AIDS Crisis Worsens In Honduras

January 6, 2006 - A report in the Dallas Morning News (Dec. 26, 2005) suggests that the AIDS epidemic in Honduras is growing worse each year.

In San Pedro Sula, the country's second largest city, AIDS has infected 5.5% of the population. In the early stages of the epidemic, Honduran men accounted for most infections. Now, women account for 30% of the cases. It is the leading cause of death among child-rearing women, and the second leading cause of hospitalization among adults.

Many of these infections are from prostitutes who work in brothels throughout the country.
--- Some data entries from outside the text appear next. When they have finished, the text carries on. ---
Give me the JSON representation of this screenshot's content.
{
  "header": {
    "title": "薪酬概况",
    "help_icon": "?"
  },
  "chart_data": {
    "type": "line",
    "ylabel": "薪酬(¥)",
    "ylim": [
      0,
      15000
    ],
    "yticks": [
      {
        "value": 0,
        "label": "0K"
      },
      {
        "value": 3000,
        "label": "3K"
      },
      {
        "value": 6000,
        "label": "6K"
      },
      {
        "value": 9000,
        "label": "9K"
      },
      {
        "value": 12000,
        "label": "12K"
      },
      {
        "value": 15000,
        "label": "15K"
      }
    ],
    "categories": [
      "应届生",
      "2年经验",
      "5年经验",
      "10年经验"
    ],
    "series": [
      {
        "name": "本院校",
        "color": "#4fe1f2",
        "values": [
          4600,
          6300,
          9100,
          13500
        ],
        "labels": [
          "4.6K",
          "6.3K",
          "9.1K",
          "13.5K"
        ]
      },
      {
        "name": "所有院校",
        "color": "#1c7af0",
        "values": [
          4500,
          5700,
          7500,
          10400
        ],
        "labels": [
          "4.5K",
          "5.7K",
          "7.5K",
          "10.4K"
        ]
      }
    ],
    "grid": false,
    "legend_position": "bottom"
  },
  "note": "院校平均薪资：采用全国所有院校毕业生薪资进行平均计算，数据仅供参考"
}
Honduran epidemiologist Kenneth Rodriquez says: "The epidemic is two steps in front of us. We need to take extreme measures to slow it down. HIV/AIDS needs to become a national priority, a national emergency."

According to another Honduran epidemiologist, Jorge Fernandez, the government has not made HIV prevention a priority, and he partially blamed the Catholic Church. "We are a people deeply subservient to the whim of the Catholic Church. Here the cardinal is more powerful than the president."

The first HIV case diagnosed in Honduras was in 1984. A gay dentist who made frequent trips to San Francisco brought the virus back with him to the city of El Progreso. A handful of sailors were diagnosed afterward and it has continued to spread since then.